US President on State visit to UK

U.S. President Donald Trump had lunch with Queen Elizabeth on the first day of his 3-day state visit to Britain on Monday but his trip looked set to be overshadowed by his views on Brexit, the UK’s next Prime Minister and a security row over the Huawei technology firm.

By Susy Hodges

President Trump and his wife, Melania were being treated to to a full display of British royal pageantry on Monday that included lunch and then in the evening a lavish state banquet with Queen Elizabeth at Buckingham Palace, tea with the heir to the throne, Prince Charles, and a tour of London's Westminster Abbey.

But beyond the pomp and ceremony, the unpredictable U.S. President had already ruffled feathers in Britain before his trip, with his remarks on the nation’s turbulent domestic politics in media interviews. Trump told the Sun newspaper that he was backing the Conservative Party leadership contender Boris Johnson to be the next UK Prime Minister. More than a dozen candidates are vying to replace Teresa May who is stepping down as Prime Minister on June the 7th after failing to get her Brexit deal through parliament.

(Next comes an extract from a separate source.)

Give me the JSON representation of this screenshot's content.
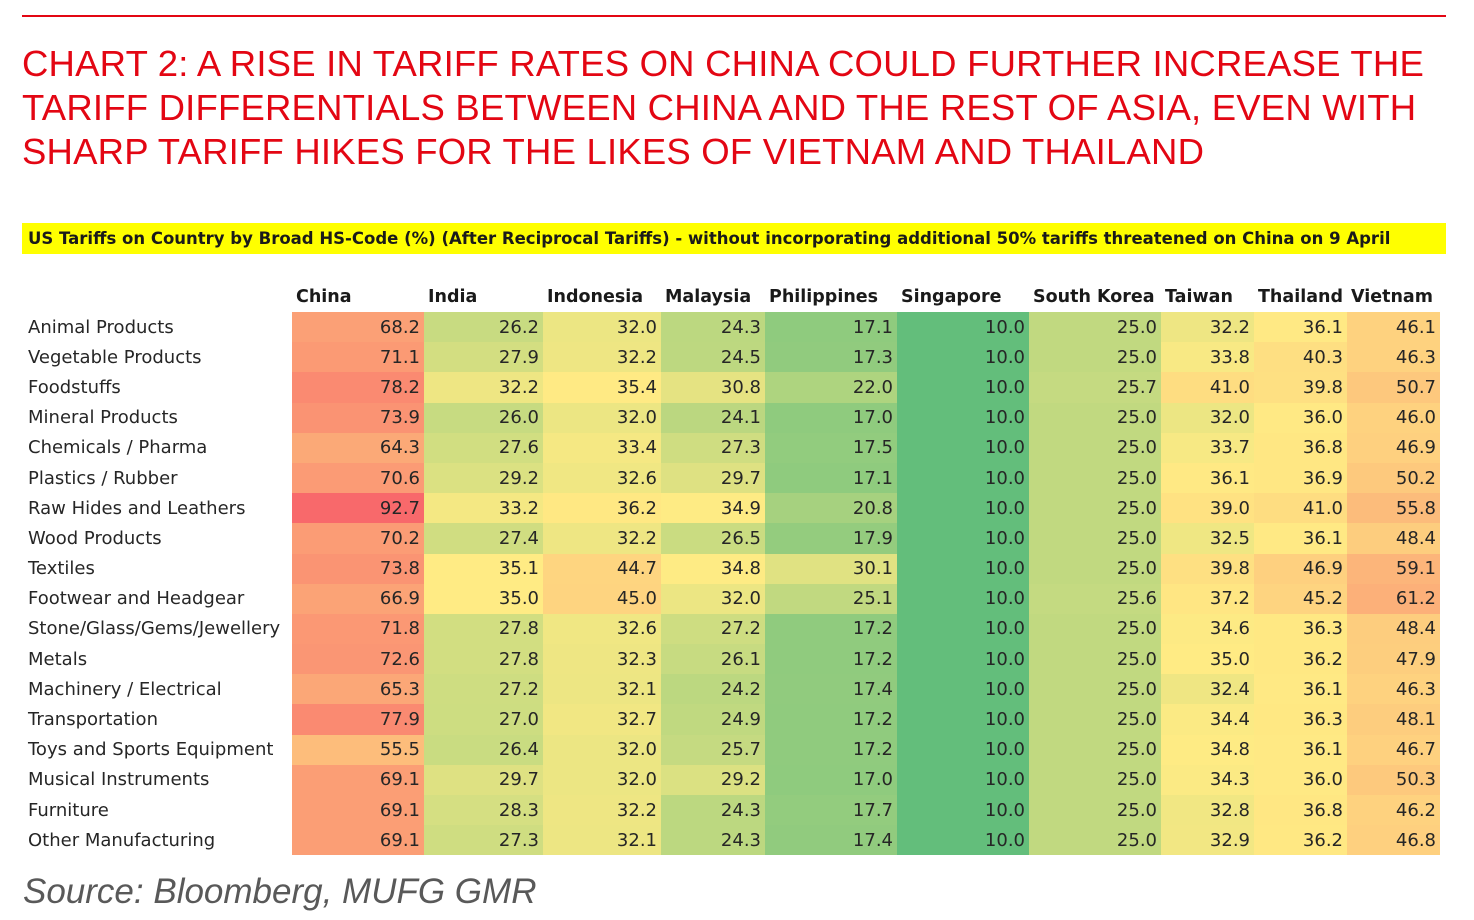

In a separate newspaper interview, Trump said that the Brexit party leader Nigel Farage - who is an arch critic of May – should be involved in the government’s negotiations to leave the EU.

Britain is hoping Trump’s visit will cement the so-called special relationship between the 2 countries and lay the platform for a post-Brexit trade deal.

Although Trump has spoken of his admiration for May, there is expected to be differences of opinion during their talks on Tuesday. The British Prime Minister will raise the issue of climate change with a government spokesman saying on Monday the UK was disappointed by the U.S decision to withdraw from the Paris Climate Change Agreement.

The two allies also don’t see eye to eye on the issue of cooperation with the Chinese telecoms giant Huawei. The U.S. has blacklisted the Chinese firm for security reasons while the UK has said it may allow Huawei to supply what it calls “non-core” components for its 5G network.

Britain has long seen the United States as its closest ally but protests against Trump’s state visit were being planned in several UK cities including London, Manchester, Belfast and Birmingham.